As we were in sequence for the first race, a windward/leeward, it was a question to be answered another time. We had a second-row start and it was a sign of things to come. Peter Harrison’s majestic Farr 115 ketch, Sojana, rated about the same as Rapture and was clearly the vessel by which we could gauge our success (or otherwise). Sojana nailed the start with pace and on time, and before I blinked, it seemed, was halfway up the track.

This, too, was a preview of the day’s coming attractions.

So I eased down onto the rail with my couple of dozen new friends and enjoyed myself. And by that, I mean, I thoroughly enjoyed myself. Upwind, in 20-plus-knots of breeze, Rapture tracked along at a good 10 to 11 knots, and once we rounded the top mark and hoisted the massive asymmetric, we trucked downwind knocking off 13s and 14s.

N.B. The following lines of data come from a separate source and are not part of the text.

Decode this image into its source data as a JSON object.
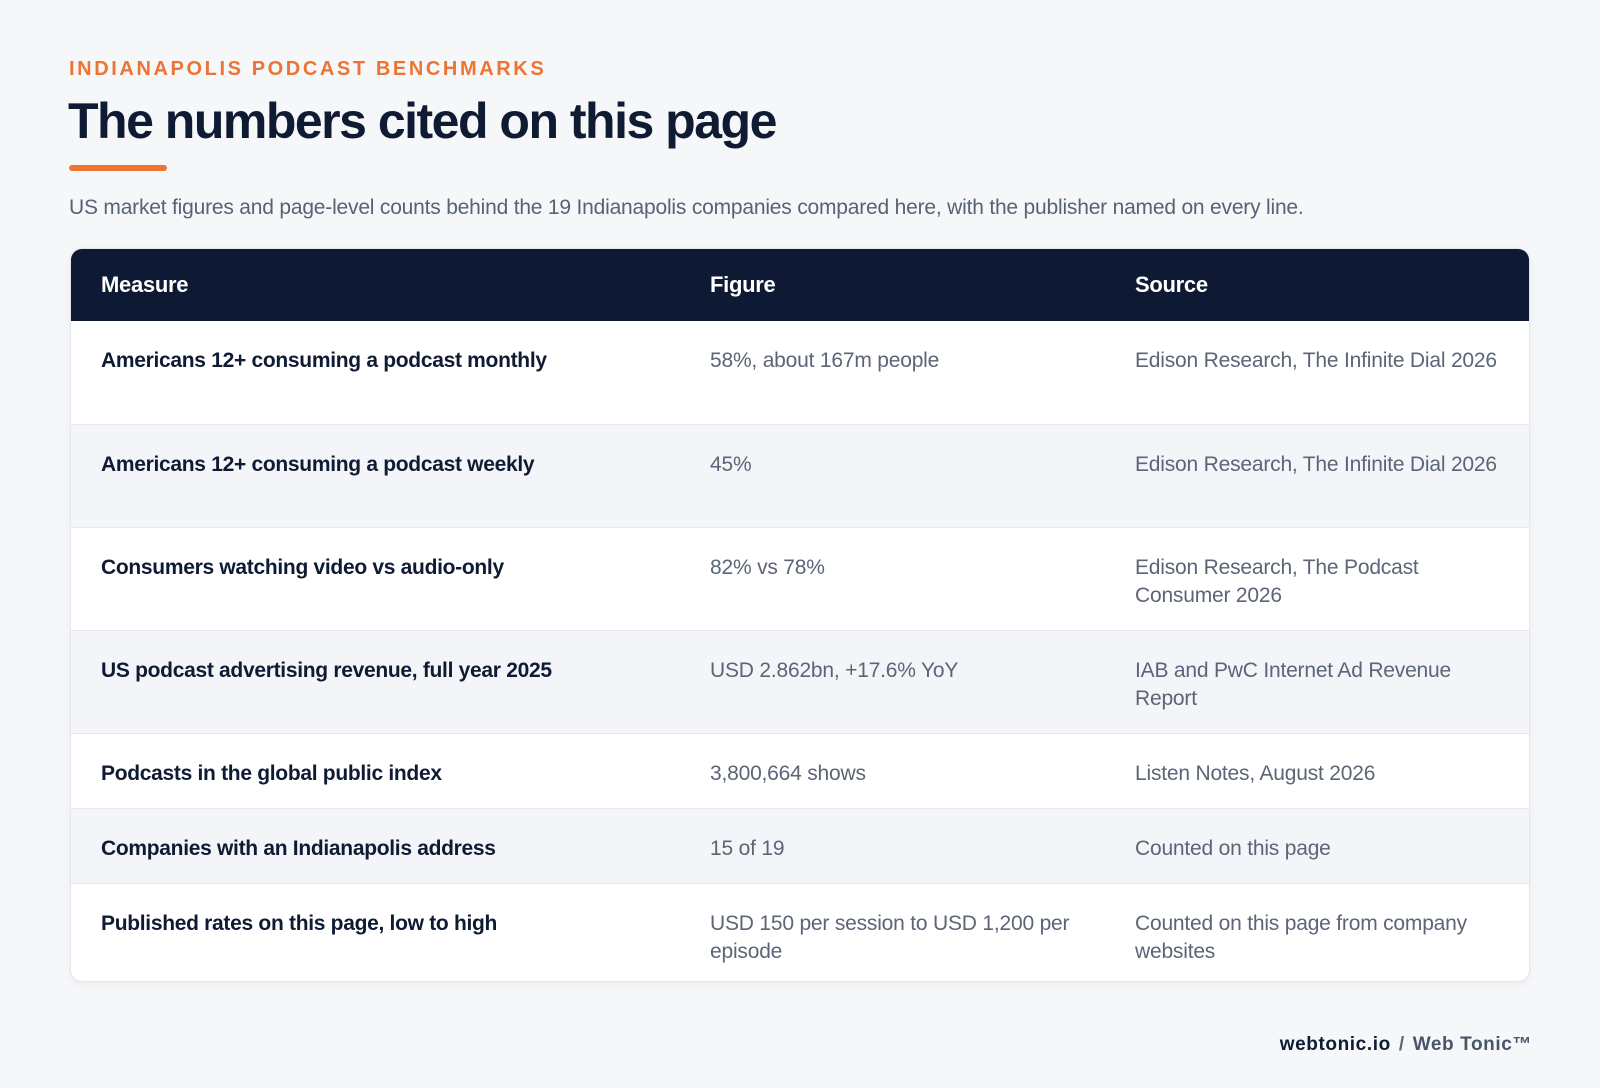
{
  "header": {
    "eyebrow": "INDIANAPOLIS PODCAST BENCHMARKS",
    "title": "The numbers cited on this page",
    "subtitle": "US market figures and page-level counts behind the 19 Indianapolis companies compared here, with the publisher named on every line."
  },
  "table": {
    "columns": [
      "Measure",
      "Figure",
      "Source"
    ],
    "rows": [
      {
        "measure": "Americans 12+ consuming a podcast monthly",
        "figure": "58%, about 167m people",
        "source": "Edison Research, The Infinite Dial 2026"
      },
      {
        "measure": "Americans 12+ consuming a podcast weekly",
        "figure": "45%",
        "source": "Edison Research, The Infinite Dial 2026"
      },
      {
        "measure": "Consumers watching video vs audio-only",
        "figure": "82% vs 78%",
        "source": "Edison Research, The Podcast Consumer 2026"
      },
      {
        "measure": "US podcast advertising revenue, full year 2025",
        "figure": "USD 2.862bn, +17.6% YoY",
        "source": "IAB and PwC Internet Ad Revenue Report"
      },
      {
        "measure": "Podcasts in the global public index",
        "figure": "3,800,664 shows",
        "source": "Listen Notes, August 2026"
      },
      {
        "measure": "Companies with an Indianapolis address",
        "figure": "15 of 19",
        "source": "Counted on this page"
      },
      {
        "measure": "Published rates on this page, low to high",
        "figure": "USD 150 per session to USD 1,200 per episode",
        "source": "Counted on this page from company websites"
      }
    ]
  },
  "footer": {
    "site": "webtonic.io",
    "separator": "/",
    "brand": "Web Tonic™"
  },
  "colors": {
    "accent": "#ee7433",
    "header_bg": "#0e1a33",
    "page_bg": "#f6f7f9"
  }
}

There were plenty of fine sailors aboard, I did my little job efficiently, the breeze was great, the sun strong, and the temperatures in the mid-80s. Even the sandwiches were good. Back home, I knew, there were flurries in the forecast. I mean, what was there not to like?

The record will show that Rapture claimed no hardware in the 2008 Heineken Regatta–on corrected time, we were deep in all three races on my day aboard–and didn’t enjoy a single finish among the top three in her eight-boat class. But from my brief stint on the sensational 100-footer, I’d say everyone in the program had a grand old time at the event. The last time I saw Brook was during the prize-giving ceremony: he was downing a greenie and wearing a big, crooked smile.

So maybe Woody was right. And Rapture’s bound for the Sydney-Hobart Race, you say? Gee, it makes a fellow wonder. What would transpire if he made his way to Australia, and just happened to show up on the dock?